Screening of Human Antibiotic Substances and Determination of Weekly Mass Flows in Five Sewage Treatment Plants in Sweden

Abstract

Twelve antibiotic substances for human use, including trimethoprim and representatives of the fluoroquinolone (FQ), sulfonamide (SA), penicillin (PE), cephalosporin (CE), nitroimidazole (NI), tetracycline (TC), and macrolide (MA) groups, were subjected to a screening study at five Swedish sewage treatment plants (STPs) during one week in 2002 and one week in 2003. The analytes were extracted from raw sewage water, final effluent, and sludge by solid-phase extraction (SPE) or liquid−solid extraction (as appropriate) and then identified and quantified by liquid chromatography/tandem mass spectrometry. The most frequently detected antibiotics in the matrices considered in this study were norfloxacin, ofloxacin, ciprofloxacin, trimethoprim, sulfamethoxazole, and doxycycline. The other analytes were only detected in a few samples.

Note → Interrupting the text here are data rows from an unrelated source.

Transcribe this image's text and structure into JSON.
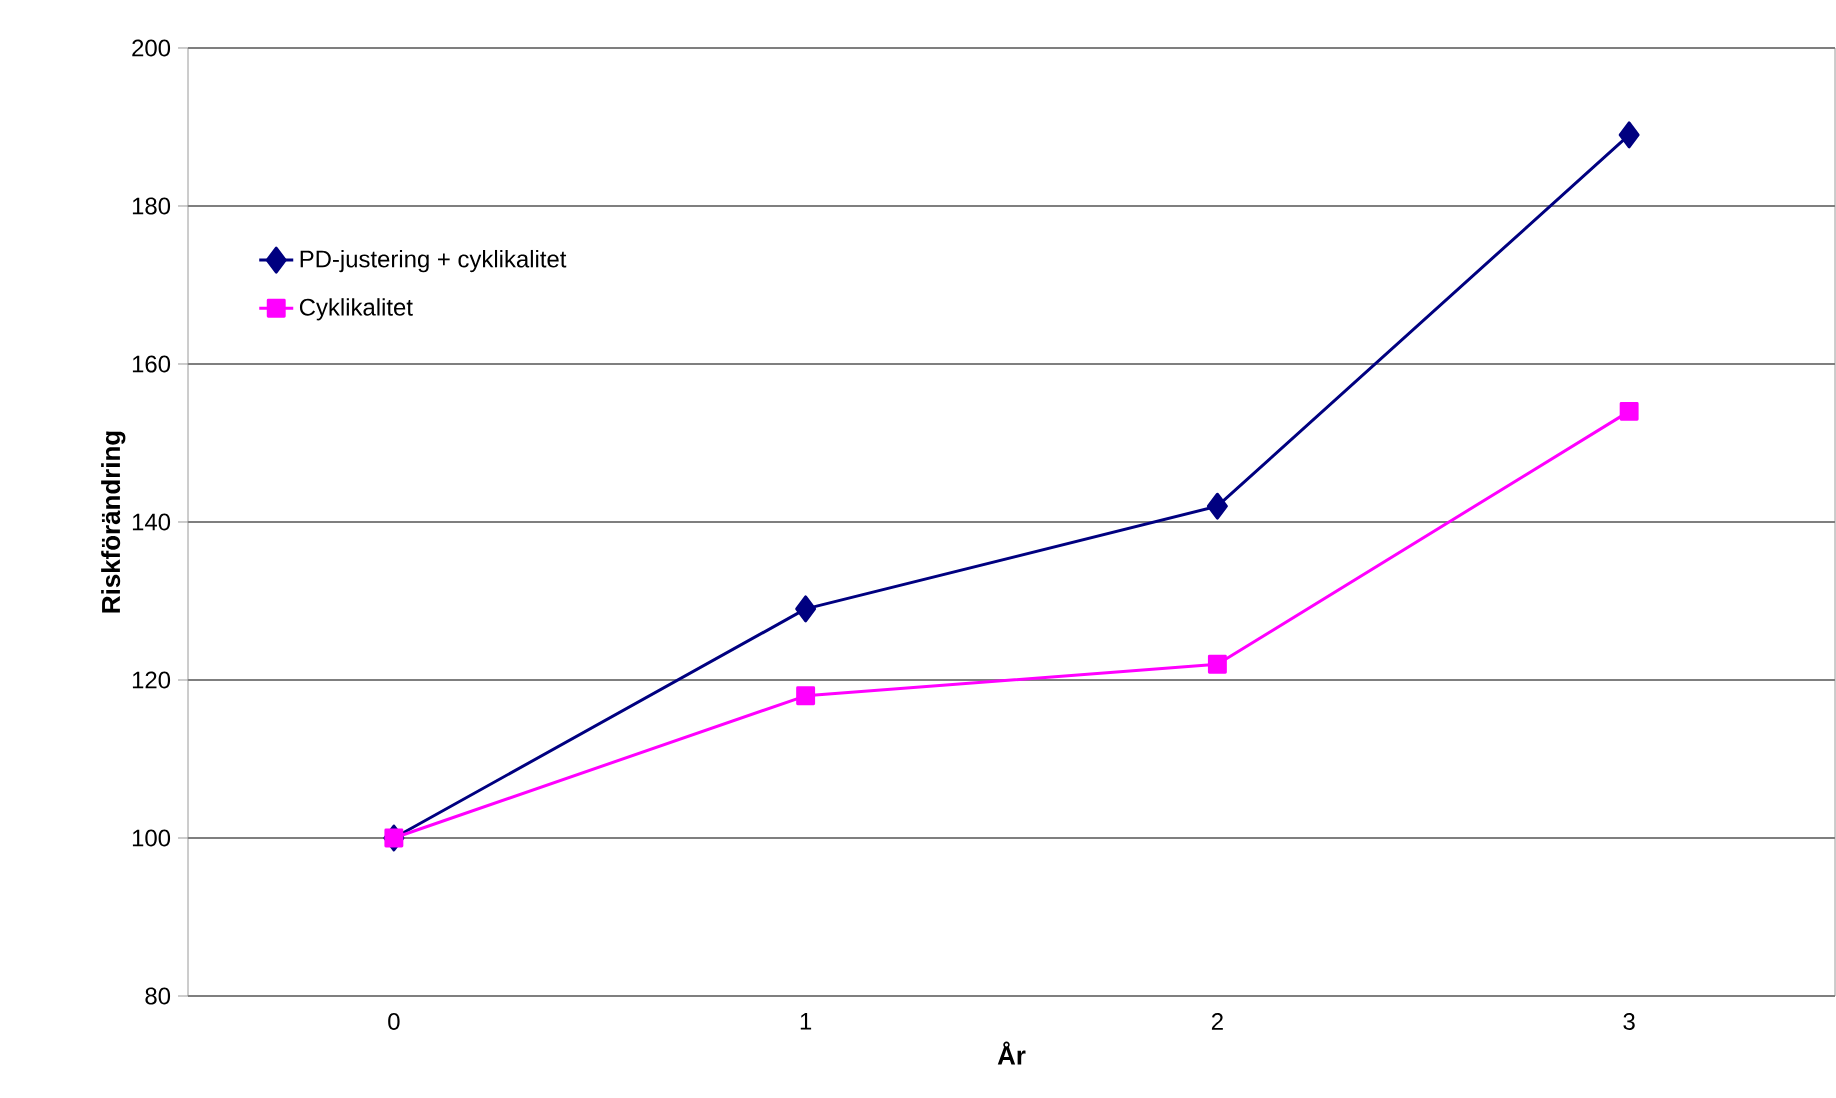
{
  "chart_data": {
    "type": "line",
    "xlabel": "År",
    "ylabel": "Riskförändring",
    "categories": [
      "0",
      "1",
      "2",
      "3"
    ],
    "series": [
      {
        "name": "PD-justering + cyklikalitet",
        "color": "#000080",
        "marker": "diamond",
        "values": [
          100,
          129,
          142,
          189
        ]
      },
      {
        "name": "Cyklikalitet",
        "color": "#ff00ff",
        "marker": "square",
        "values": [
          100,
          118,
          122,
          154
        ]
      }
    ],
    "ylim": [
      80,
      200
    ],
    "yticks": [
      80,
      100,
      120,
      140,
      160,
      180,
      200
    ],
    "grid": "y",
    "legend": "top left",
    "line_style": "solid"
  }
}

Analysis of the weekly mass flows through each STP showed that FQs were partly eliminated from the water during sewage water treatment and the highest amounts of these substances were found in sludge. Sulfamethoxazole and trimethoprim were mainly found in raw sewage water and final effluent, but these substances had balancing mass flows, indicating that they too can withstand sewage water treatment. The mass flow patterns for doxycycline were more complex, with high amounts occurring in sludge in some cases, suggesting that the behavior of this analyte may be more strongly influenced by the treatment process and other variables at individual STPs. The environmental load (the sum of the amounts in the final effluent and sludge) normalized to the number of inhabitants in the catchment area of each investigated STP compared with theoretical predictions based on consumption data (in parentheses) showed good correlations: norfloxacin, 0.8 (0.9); ofloxacin, 0.3 (0.2); ciprofloxacin, 1.3 (3.5); sulfamethoxazole, 0.2 (0.4); trimethoprim, 1.1 (1.0); and doxycycline, 0.7 (0.4) mg per person per week. The results show that reasonably accurate predictions of environmental load of these antibiotics can be time-effectively derived from consumption data without additional measurements.